The specific combination of these algorithms in a cipher suite depends on the security requirements and compatibility of the communicating entities. The chosen cipher suite must be supported by both the client and server to establish a secure and mutually understood way of protecting the data exchanged between them.

Given our newfound understanding of key-exchange, certificates, and cypher suites, the TLS handshake is shown in its entirety here.

The only new parts are when,

The client sends a ChangeCipherSpec message to inform the server that subsequent messages will be encrypted.
When the server receives the ChangeCipherSpec message, switches to the negotiated encryption parameters, and acknowledges the client’s Finished message.

SSL and TLS

Finally, before wrapping up, what is SSL (Secure Sockets Layer) and TLS (Transport Layer Security)?
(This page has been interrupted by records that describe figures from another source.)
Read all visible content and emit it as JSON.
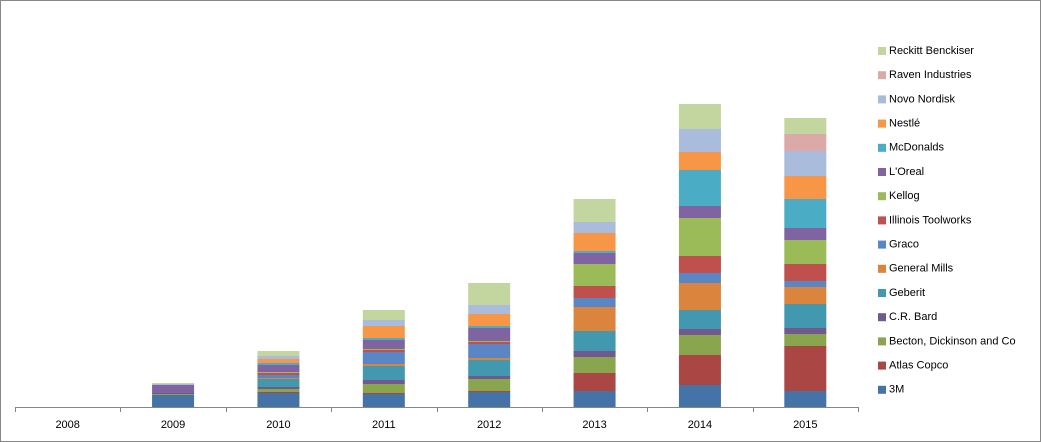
{
  "chart_data": {
    "type": "stacked_bar",
    "categories": [
      "2008",
      "2009",
      "2010",
      "2011",
      "2012",
      "2013",
      "2014",
      "2015"
    ],
    "ylim": [
      0,
      400
    ],
    "legend": "right",
    "series": [
      {
        "name": "3M",
        "color": "#4572a7",
        "values": [
          0,
          12,
          14,
          13,
          15,
          16,
          22,
          16
        ]
      },
      {
        "name": "Atlas Copco",
        "color": "#aa4643",
        "values": [
          0,
          0,
          1,
          1,
          1,
          18,
          30,
          45
        ]
      },
      {
        "name": "Becton, Dickinson and Co",
        "color": "#89a54e",
        "values": [
          0,
          1,
          3,
          9,
          12,
          16,
          20,
          12
        ]
      },
      {
        "name": "C.R. Bard",
        "color": "#71588f",
        "values": [
          0,
          1,
          2,
          4,
          3,
          6,
          6,
          6
        ]
      },
      {
        "name": "Geberit",
        "color": "#4198af",
        "values": [
          0,
          0,
          8,
          14,
          16,
          20,
          19,
          24
        ]
      },
      {
        "name": "General Mills",
        "color": "#db843d",
        "values": [
          0,
          0,
          1,
          2,
          2,
          24,
          27,
          17
        ]
      },
      {
        "name": "Graco",
        "color": "#5b86c5",
        "values": [
          0,
          0,
          3,
          12,
          14,
          9,
          10,
          6
        ]
      },
      {
        "name": "Illinois Toolworks",
        "color": "#c0504d",
        "values": [
          0,
          0,
          2,
          2,
          2,
          12,
          17,
          17
        ]
      },
      {
        "name": "Kellog",
        "color": "#9bbb59",
        "values": [
          0,
          0,
          1,
          1,
          1,
          22,
          38,
          24
        ]
      },
      {
        "name": "L'Oreal",
        "color": "#8064a2",
        "values": [
          0,
          8,
          7,
          9,
          13,
          11,
          12,
          12
        ]
      },
      {
        "name": "McDonalds",
        "color": "#4bacc6",
        "values": [
          0,
          0,
          2,
          2,
          2,
          2,
          36,
          29
        ]
      },
      {
        "name": "Nestlé",
        "color": "#f79646",
        "values": [
          0,
          0,
          4,
          12,
          12,
          18,
          18,
          23
        ]
      },
      {
        "name": "Novo Nordisk",
        "color": "#a9bcdc",
        "values": [
          0,
          1,
          3,
          6,
          9,
          11,
          23,
          25
        ]
      },
      {
        "name": "Raven Industries",
        "color": "#dba9a8",
        "values": [
          0,
          0,
          0,
          0,
          0,
          0,
          0,
          17
        ]
      },
      {
        "name": "Reckitt Benckiser",
        "color": "#c4d6a0",
        "values": [
          0,
          1,
          5,
          10,
          22,
          23,
          25,
          16
        ]
      }
    ]
  }
}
Are they the same or two different technologies?

Simply put, they are cryptographic protocols used to secure communication over networks and SSL was the predecessor to TLS. Due to SSL’s known security vulnerabilities and weaker encryption algorithms, it is generally recommended to use TLS instead. TLS provides stronger security measures, improved protocol versions, and better compatibility with modern systems and applications.

PKI encompasses everything in the modern internet and it can be tricky to wrap your head around it. I hope you are now equipped with enough knowledge to handle the internet security-related problems that come your way.